A dedicated law is imperative to champion OBC justice

Ravi Boseraju, a dynamic young Congress leader from Karnataka, is spearheading calls for OBC empowerment through dedicated laws and inclusive policies. He shared his views with The Hans India exclusively, outlining the ‘inclusive policy’ under the young generation leadership, emerging in the party.
Q: Why advocate for a dedicated law to prevent atrocities against OBCs, similar to the SC/ST Act?
Ans: A dedicated law is urgent as OBCs, often in manual jobs, face exploitation and violence. Studies show OBC migrants earn lowest incomes in harsh conditions, with over half of labourers’ sons stuck in similar roles; only 5.1% become professionals. Without caste census data, policies lack evidence. The Constitution promises social, economic, and political justice. Like the SC/ST Act with special courts and rehabilitation, OBCs need parallel protections to deter abuses and provide remedies, grounded in comprehensive socio-economic enumeration.
Q: What discrimination do OBCs face that existing laws fail to address?
Ans: OBCs endure economic deprivation and social exclusion. Data reveals 52.6% of OBC labourers’ sons remain labourers, with migrants facing lowest pay and worst conditions. Dominant castes hold 90% of elite positions despite being under 20% of population, creating barriers for qualified OBCs. Overrepresented among landless and urban poor, they face caste slurs, service denials, and village exclusions beyond general laws. Informal hierarchies enforce subordination, making grievances invisible without specific legal recognition.
Q: What steps should government take for OBC social protection and inclusion?
Ans: First, conduct a nationwide socio-economic caste census. Then, implement an OBC sub-plan reserving 27% of budgets for welfare, as demanded in Gujarat. Double scholarships, fill reserved posts, expand vocational training and credit in OBC areas. Establish a Diversity Commission to monitor schemes in housing, education, health, and infrastructure. This census-based, targeted approach ensures constitutional equality becomes reality for OBCs.

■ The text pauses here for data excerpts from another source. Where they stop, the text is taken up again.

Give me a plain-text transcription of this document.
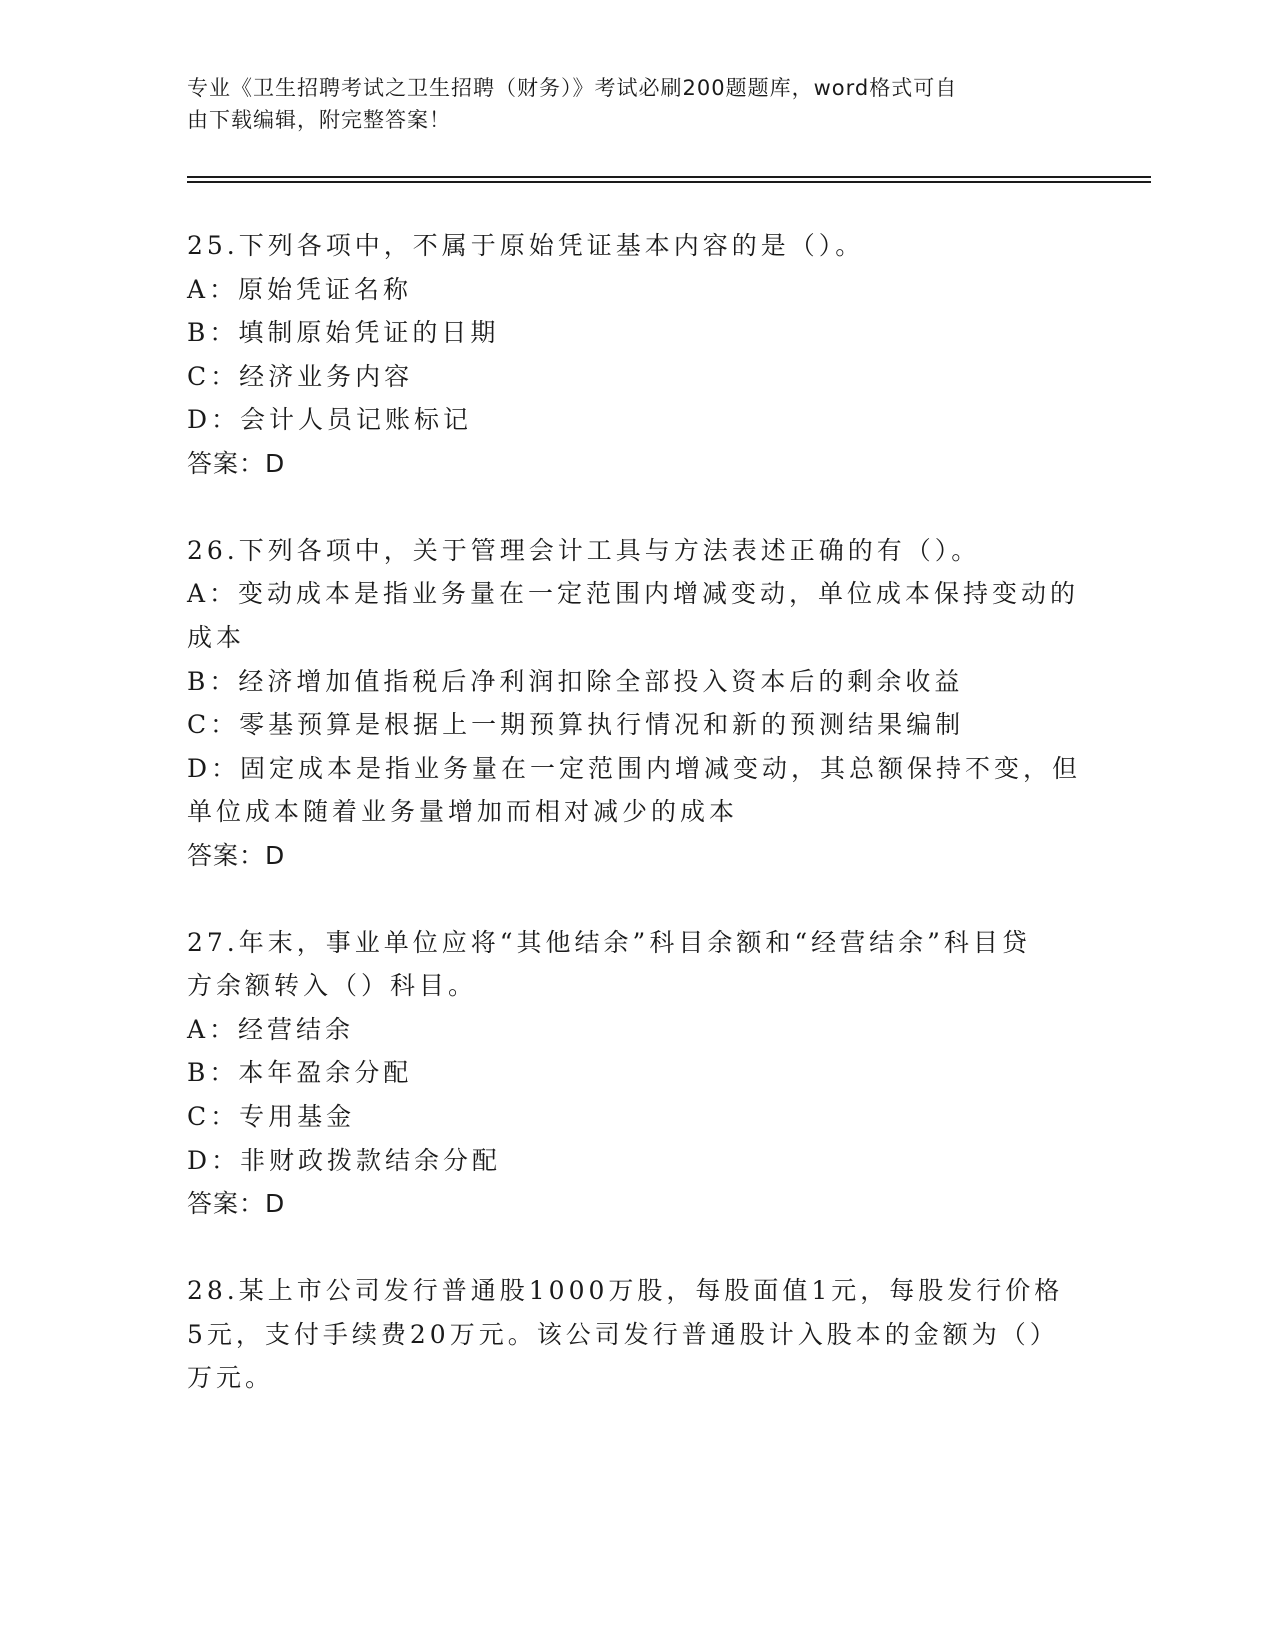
专业《卫生招聘考试之卫生招聘（财务）》考试必刷200题题库，word格式可自
由下载编辑，附完整答案！
25.下列各项中，不属于原始凭证基本内容的是（）。
A：原始凭证名称
B：填制原始凭证的日期
C：经济业务内容
D：会计人员记账标记
答案：D
26.下列各项中，关于管理会计工具与方法表述正确的有（）。
A：变动成本是指业务量在一定范围内增减变动，单位成本保持变动的
成本
B：经济增加值指税后净利润扣除全部投入资本后的剩余收益
C：零基预算是根据上一期预算执行情况和新的预测结果编制
D：固定成本是指业务量在一定范围内增减变动，其总额保持不变，但
单位成本随着业务量增加而相对减少的成本
答案：D
27.年末，事业单位应将“其他结余”科目余额和“经营结余”科目贷
方余额转入（）科目。
A：经营结余
B：本年盈余分配
C：专用基金
D：非财政拨款结余分配
答案：D
28.某上市公司发行普通股1000万股，每股面值1元，每股发行价格
5元，支付手续费20万元。该公司发行普通股计入股本的金额为（）
万元。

Q: How would an OBC sub-plan change current development approaches?
Ans: It shifts from discretionary to rights-based allocation, reserving fixed budget shares for OBC welfare across ministries. Guided by caste-census data, funds target actual OBC needs in schemes like housing and education. Annual reviews track outcomes, making development needs-driven. Inspired by SC/ST sub-plans, this ensures proportional justice for the majority historically excluded.
Q: How does economic inclusion tie to broader justice for OBCs?
Ans: Inclusion is core to justice. OBCs concentrate in low-paid jobs; 52.6% of labourers’ sons stay labourers, migrants face precarity. Dominant castes dominate elites. This violates constitutional justice. Invest in landrights, credit, jobs, education to level fields, fulfilling preamble promises for half the nation.
Q: What does the yellow shawl signify in your agitations?
Ans: Yellow symbolises unity and courage, drawing from reformers like Narayana Guru, Sangolli Rayanna, and Kanakadasa. It’s a non-partisan, visible banner for OBCs. Earned through struggle, it identifies participants in gatherings, pledging collective action for representation, opportunity, and dignity via peaceful means.
Q: What mechanism for proportional OBC political representation?
Ans: Remove 50% reservation cap via constitutional amendment. Use caste census for seat allocation reflecting population. Karnataka’s survey suggests increasing quotas to 51%. Independent Diversity Commission monitors compliance, ensuring fair voice for OBC majority.
Q: How balance reservations with OBC capability-building?
Ans: Pair quotas with education and skills. Only 5.1% of OBC labourers’ sons become professionals due to disparities. Expand scholarships, residential schools, training, credit. Prepare entrants for success, making representation meaningful, inspired by state programmes.
Q: Is Congress ready for proportional OBC representation disrupting power?
Ans: Yes, even if it shifts power. Rahul Gandhi acknowledges shortfalls; Congress pioneered backward-class commissions and reservations. Caste census and cap removal continue this legacy, guided by justice over convenience.
Q: Why Congress demands OBC law now, despite past power?
Ans: Not opportunism—Congress expanded OBC quotas in education under UPA. Manifesto pledges census and sub-plan; Gujarat leaders demand 27% budget. Rahul’s introspection shows accountability. Social justice is core, raised consistently.
Q: How to push for proportional OBC roles in Congress amid upper-caste bias claims?
Ans: Establish internal diversity commission to audittickets, positions; set OBC targets.
Mentoring, training groom leaders. Reserve shares in committees, aligning practices with justice platform.